The Crucified Soldier refers to the widespread story of an Allied soldier serving in the Canadian Corps who may have been crucified with bayonets on a barn door or a tree, while fighting on the Western Front during World War I. Three witnesses said they saw an unidentified crucified Canadian soldier near the battlefield of Ypres, Belgium on or around 24 April 1915, but there was no conclusive proof such a crucifixion actually occurred. The eyewitness accounts were somewhat contradictory, no crucified body was found, and no knowledge was uncovered at the time about the identity of the supposedly crucified soldier. During World War II the story was used by the Nazis as an example of British propaganda.

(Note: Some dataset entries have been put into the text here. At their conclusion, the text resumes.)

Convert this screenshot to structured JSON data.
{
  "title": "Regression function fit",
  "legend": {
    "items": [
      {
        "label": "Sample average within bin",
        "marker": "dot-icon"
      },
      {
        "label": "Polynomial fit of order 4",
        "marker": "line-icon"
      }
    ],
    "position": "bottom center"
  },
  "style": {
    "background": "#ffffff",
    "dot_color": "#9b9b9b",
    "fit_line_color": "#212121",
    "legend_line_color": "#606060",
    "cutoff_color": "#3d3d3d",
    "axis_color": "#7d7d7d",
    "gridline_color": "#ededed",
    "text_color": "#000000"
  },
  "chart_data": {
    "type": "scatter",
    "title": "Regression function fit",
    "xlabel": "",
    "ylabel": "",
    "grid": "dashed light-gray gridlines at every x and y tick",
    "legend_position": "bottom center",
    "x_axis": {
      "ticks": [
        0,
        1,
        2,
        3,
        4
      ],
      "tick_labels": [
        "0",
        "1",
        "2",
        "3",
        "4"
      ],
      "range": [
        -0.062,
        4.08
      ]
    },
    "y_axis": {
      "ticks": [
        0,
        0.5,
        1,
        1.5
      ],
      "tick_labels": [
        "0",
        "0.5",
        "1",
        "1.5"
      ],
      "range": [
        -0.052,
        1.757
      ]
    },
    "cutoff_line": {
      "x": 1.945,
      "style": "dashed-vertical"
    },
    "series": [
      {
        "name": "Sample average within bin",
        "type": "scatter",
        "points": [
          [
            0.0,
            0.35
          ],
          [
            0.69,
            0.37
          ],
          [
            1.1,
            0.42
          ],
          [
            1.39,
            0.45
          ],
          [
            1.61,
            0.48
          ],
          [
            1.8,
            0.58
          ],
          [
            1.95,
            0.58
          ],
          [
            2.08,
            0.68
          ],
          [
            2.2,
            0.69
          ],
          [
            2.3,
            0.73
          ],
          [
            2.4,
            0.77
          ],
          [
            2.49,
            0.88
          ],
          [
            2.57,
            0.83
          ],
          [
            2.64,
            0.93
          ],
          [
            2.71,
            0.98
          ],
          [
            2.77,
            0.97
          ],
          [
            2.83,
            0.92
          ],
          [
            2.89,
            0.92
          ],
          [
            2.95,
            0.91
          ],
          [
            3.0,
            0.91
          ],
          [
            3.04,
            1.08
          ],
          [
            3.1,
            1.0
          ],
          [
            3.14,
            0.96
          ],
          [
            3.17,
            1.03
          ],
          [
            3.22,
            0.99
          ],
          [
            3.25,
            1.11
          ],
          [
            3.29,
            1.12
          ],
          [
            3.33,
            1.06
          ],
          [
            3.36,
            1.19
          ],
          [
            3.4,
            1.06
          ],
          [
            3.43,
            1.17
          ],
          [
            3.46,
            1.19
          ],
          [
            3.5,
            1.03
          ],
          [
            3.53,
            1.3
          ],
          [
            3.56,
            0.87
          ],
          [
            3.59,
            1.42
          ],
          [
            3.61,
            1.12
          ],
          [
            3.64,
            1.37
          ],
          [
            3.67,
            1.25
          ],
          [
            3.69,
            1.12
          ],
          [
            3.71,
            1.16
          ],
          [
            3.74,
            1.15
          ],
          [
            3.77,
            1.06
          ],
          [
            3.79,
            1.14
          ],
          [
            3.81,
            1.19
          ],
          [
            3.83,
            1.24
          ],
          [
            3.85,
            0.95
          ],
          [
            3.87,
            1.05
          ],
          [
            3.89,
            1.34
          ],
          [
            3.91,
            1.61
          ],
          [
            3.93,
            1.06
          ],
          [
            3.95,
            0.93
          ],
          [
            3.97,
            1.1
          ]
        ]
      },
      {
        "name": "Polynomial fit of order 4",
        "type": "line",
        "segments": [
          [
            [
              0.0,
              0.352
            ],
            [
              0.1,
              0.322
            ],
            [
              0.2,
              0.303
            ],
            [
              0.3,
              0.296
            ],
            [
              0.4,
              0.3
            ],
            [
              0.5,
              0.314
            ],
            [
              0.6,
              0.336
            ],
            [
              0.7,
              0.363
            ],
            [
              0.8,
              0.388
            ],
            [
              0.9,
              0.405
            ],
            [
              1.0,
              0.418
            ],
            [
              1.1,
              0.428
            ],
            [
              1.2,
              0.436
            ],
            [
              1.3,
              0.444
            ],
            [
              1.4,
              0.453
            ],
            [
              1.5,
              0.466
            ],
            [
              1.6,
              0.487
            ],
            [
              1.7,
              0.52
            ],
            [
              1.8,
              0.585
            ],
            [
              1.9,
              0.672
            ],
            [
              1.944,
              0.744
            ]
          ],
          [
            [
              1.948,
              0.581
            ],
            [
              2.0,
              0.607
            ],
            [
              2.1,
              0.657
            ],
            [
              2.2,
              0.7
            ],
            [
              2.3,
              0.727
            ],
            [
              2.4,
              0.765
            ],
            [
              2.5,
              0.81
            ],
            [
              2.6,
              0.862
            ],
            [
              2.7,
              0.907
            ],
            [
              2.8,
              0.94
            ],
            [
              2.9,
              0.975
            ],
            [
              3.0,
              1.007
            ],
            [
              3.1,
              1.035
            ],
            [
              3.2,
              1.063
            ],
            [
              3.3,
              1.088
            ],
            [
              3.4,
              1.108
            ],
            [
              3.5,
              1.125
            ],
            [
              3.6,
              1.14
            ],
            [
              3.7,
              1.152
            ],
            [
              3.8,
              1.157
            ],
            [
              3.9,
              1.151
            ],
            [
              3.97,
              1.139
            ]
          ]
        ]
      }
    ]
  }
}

Read more about The Crucified Soldier: The Story, Derwent Wood Sculpture, Sergeant Harry Band, In Popular Culture
Famous quotes containing the words crucified and/or soldier:
“Alas the Church of England! What with Popery on one hand, and schismatics on the other, how has she been crucified between two thieves!”
—Daniel Defoe (16591731)
“Methinks it would be some advantage to philosophy if men were named merely in the gross, as they are known. It would be necessary only to know the genus and perhaps the race or variety, to know the individual. We are not prepared to believe that every private soldier in a Roman army had a name of his own,because we have not supposed that he had a character of his own.”